A short walk inside the shed cut into the steep hillside, there’s a sheltered place to reflect on a mostly forgotten but terrible March night a century ago, when a massive wall of snow swept two Great Northern passenger trains into the Tye River, killing 96 people — the deadliest avalanche in the nation’s history.

These days Wellington, or what’s left of it, is the eastern end of the Iron Goat Trail, a decades-long effort by Volunteers for Outdoor Washington and other groups to turn the long-abandoned railbed of the Great Northern Railway into a pathway.

They’ve done an excellent job, creating a trail that combines mountain scenery, the glory of steam railroading, a tragic story and more step-for-step history than almost any forest walk in the Pacific Northwest.

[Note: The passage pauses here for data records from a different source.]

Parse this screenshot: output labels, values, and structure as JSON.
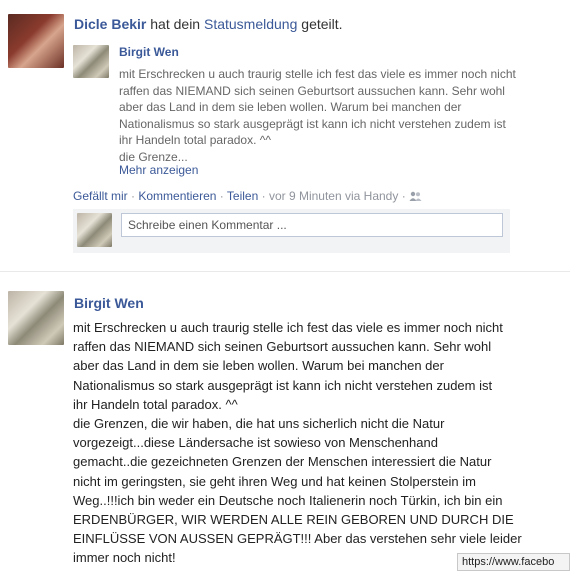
{
  "share": {
    "actor": "Dicle Bekir",
    "action_prefix": "hat dein",
    "action_link": "Statusmeldung",
    "action_suffix": "geteilt.",
    "inner": {
      "author": "Birgit Wen",
      "text_lines": [
        "mit Erschrecken u auch traurig stelle ich fest das viele es immer noch nicht",
        "raffen das NIEMAND sich seinen Geburtsort aussuchen kann. Sehr wohl",
        "aber das Land in dem sie leben wollen. Warum bei manchen der",
        "Nationalismus so stark ausgeprägt ist kann ich nicht verstehen zudem ist",
        "ihr Handeln total paradox. ^^",
        "die Grenze..."
      ],
      "more_label": "Mehr anzeigen"
    },
    "actions": {
      "like": "Gefällt mir",
      "sep": "·",
      "comment": "Kommentieren",
      "share": "Teilen",
      "time": "vor 9 Minuten via Handy"
    },
    "comment_placeholder": "Schreibe einen Kommentar ..."
  },
  "post": {
    "author": "Birgit Wen",
    "text_lines": [
      "mit Erschrecken u auch traurig stelle ich fest das viele es immer noch nicht",
      "raffen das NIEMAND sich seinen Geburtsort aussuchen kann. Sehr wohl",
      "aber das Land in dem sie leben wollen. Warum bei manchen der",
      "Nationalismus so stark ausgeprägt ist kann ich nicht verstehen zudem ist",
      "ihr Handeln total paradox. ^^",
      "die Grenzen, die wir haben, die hat uns sicherlich nicht die Natur",
      "vorgezeigt...diese Ländersache ist sowieso von Menschenhand",
      "gemacht..die gezeichneten Grenzen der Menschen interessiert die Natur",
      "nicht im geringsten, sie geht ihren Weg und hat keinen Stolperstein im",
      "Weg..!!!ich bin weder ein Deutsche noch Italienerin noch Türkin, ich bin ein",
      "ERDENBÜRGER, WIR WERDEN ALLE REIN GEBOREN UND DURCH DIE",
      "EINFLÜSSE VON AUSSEN GEPRÄGT!!! Aber das verstehen sehr viele leider",
      "immer noch nicht!"
    ]
  },
  "status_url": "https://www.facebo"
}
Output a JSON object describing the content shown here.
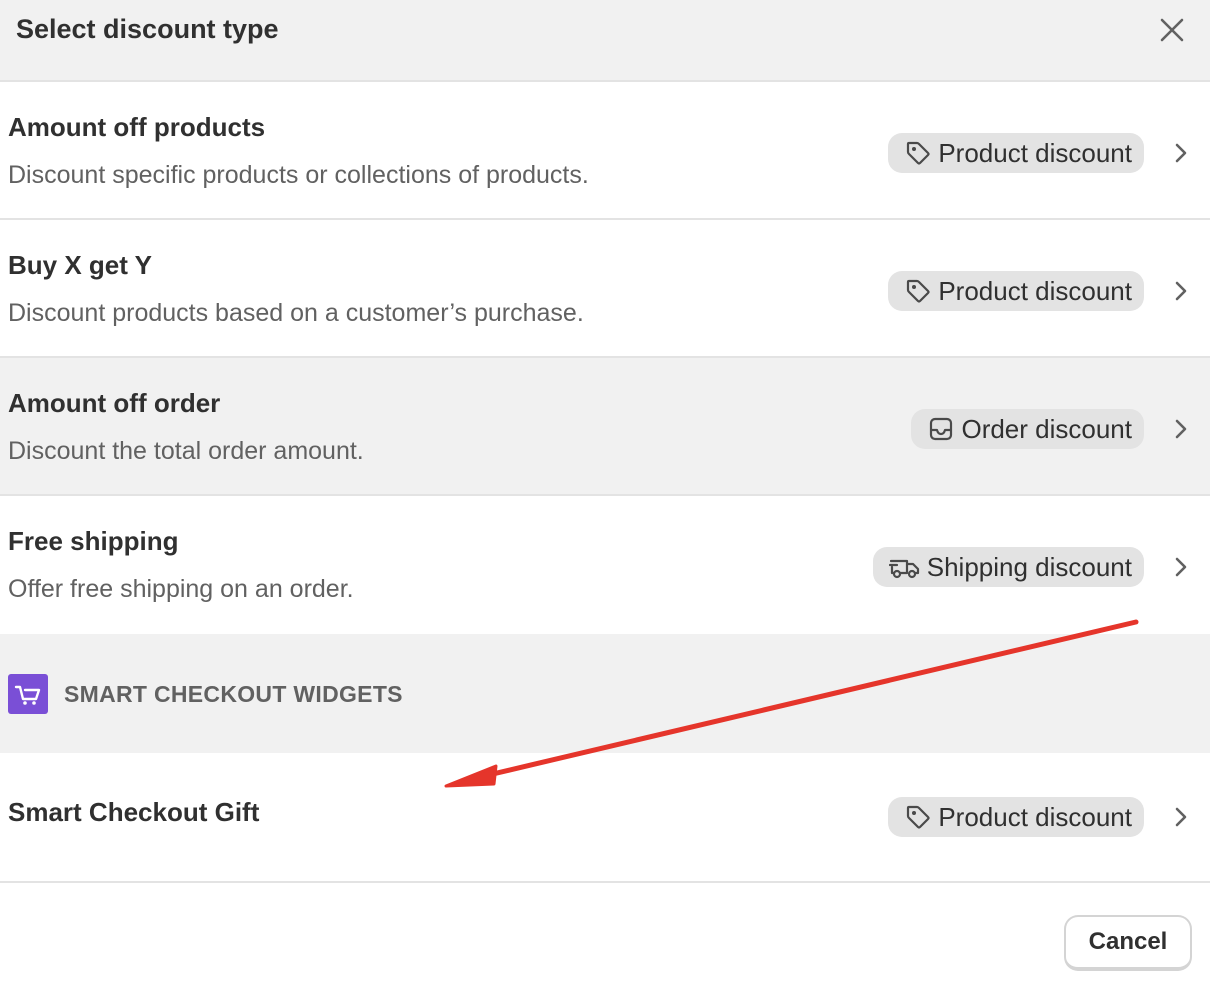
{
  "modal": {
    "title": "Select discount type",
    "close_icon": "close-icon"
  },
  "discount_types": [
    {
      "title": "Amount off products",
      "description": "Discount specific products or collections of products.",
      "badge": "Product discount",
      "badge_icon": "tag-icon"
    },
    {
      "title": "Buy X get Y",
      "description": "Discount products based on a customer’s purchase.",
      "badge": "Product discount",
      "badge_icon": "tag-icon"
    },
    {
      "title": "Amount off order",
      "description": "Discount the total order amount.",
      "badge": "Order discount",
      "badge_icon": "inbox-icon"
    },
    {
      "title": "Free shipping",
      "description": "Offer free shipping on an order.",
      "badge": "Shipping discount",
      "badge_icon": "truck-icon"
    }
  ],
  "app_section": {
    "label": "SMART CHECKOUT WIDGETS",
    "logo_color": "#7a4fd6",
    "items": [
      {
        "title": "Smart Checkout Gift",
        "badge": "Product discount",
        "badge_icon": "tag-icon"
      }
    ]
  },
  "footer": {
    "cancel_label": "Cancel"
  },
  "colors": {
    "header_bg": "#f1f1f1",
    "badge_bg": "#e3e3e3",
    "annotation_arrow": "#e5352b"
  }
}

The trail, on the national forest and in the Stevens Pass Historic District, is off U.S. 2, a worthwhile destination for a day of exploring.

There’s much to absorb, starting with some history.

In 1893, after three years of difficult and dangerous work, the railroad completed its line across the Cascades, connecting the 41-year-old city of Seattle with the Midwest. From the start, the route was trouble: Trains with engines on each end had to struggle up switchbacks to reach the summit.

Steep grades and sharp curves limited speeds and required huge amounts of coal and water to feed locomotives. Worse, snow would pile 25 feet high in places, often immobilizing trains for days while hundreds of shovel-wielding laborers battled to keep the tracks open.

The problem eased somewhat in 1900 when a 2.6-mile-long tunnel was finished with its western portal at Wellington. But there still was winter.

In late February 1910, heavy snow stymied both mechanical plows and men with shovels, stalling the two trains at Wellington for a week. Early on March 1, the thick, wet snow on Windy Mountain gave way, barely missing the town but sweeping away the trains, passengers and crews on board. The last body wasn’t recovered until late July.

After that deadly night, the railroad built Wellington’s snowshed, one of many it was forced to erect to protect track and trains. The bad publicity also persuaded the railroad to rename Wellington as “Tye.”

Faced with huge and unending maintenance costs, the Great Northern ultimately gave up, digging a 7.8-mile tunnel beneath Stevens Pass that’s still used today.

When the new tunnel opened in 1929, the old tracks and towns were abandoned, just 36 years after they were built.

Volunteers for Outdoor Washington began restoring the grade in the 1980s. Trail construction, much of it by weekend work parties, began in 1992 and with help from other organizations, the state and Forest Service, was substantially completed by 2007.

Plans now are to link the trail to the newly created Wild Sky Wilderness.

West of Wellington, trailheads are at Martin Creek and the old town of Scenic. A 12.5-mile loop takes in all the trail, but it’s divided into shorter walks, many wheelchair-accessible.

Everywhere you’ll sense the enormous work it took to carve the grade out of the mountainside, often by hand, often in miserable weather.

The trail widens in spots where camp and section towns such as Corea and Embro once stood. Look closely and you’ll see decaying iron debris and long-junked gear, and the strange rows of rusty iron spikes that emerged where wooden ties rotted.

Archaeologists have sifted through the sites, tracing the history of the line and those who built and maintained it.

All along the trail are remnants of snowsheds, mostly long concrete backwalls reaching 30 feet high, their wooden roofs long rotted away and rivulets from melting snow seeping through their cracks.

There also are several ruined tunnels, but stay out: The ceilings are collapsing.

The trail’s best mid-May through late October. Obviously, the Volunteers for Outdoor Washington and the Forest Service urge you to stay away until the threat of snow is over.

Two years ago, a 15-foot-high avalanche destroyed a bridge and buried hundreds of feet of trail. said Dennis Evans of the outdoors group, “If there was anyone there, no one would’ve survived,” he said.

Though tough for locomotives, the constant grade is easy for humans. Walking along, it’s hard not to reflect on the futility of this attempt to conquer nature, which in a few short decades took back all but the hardiest ruins.

It doesn’t take much to picture the killing cold and snow, the cries of the hurt and dying, the heroic and mostly hopeless efforts to save them.

“It is a bit eerie just to imagine what happened there,” Davis said.

“It’s not a place I’ve ever really wanted to camp overnight.”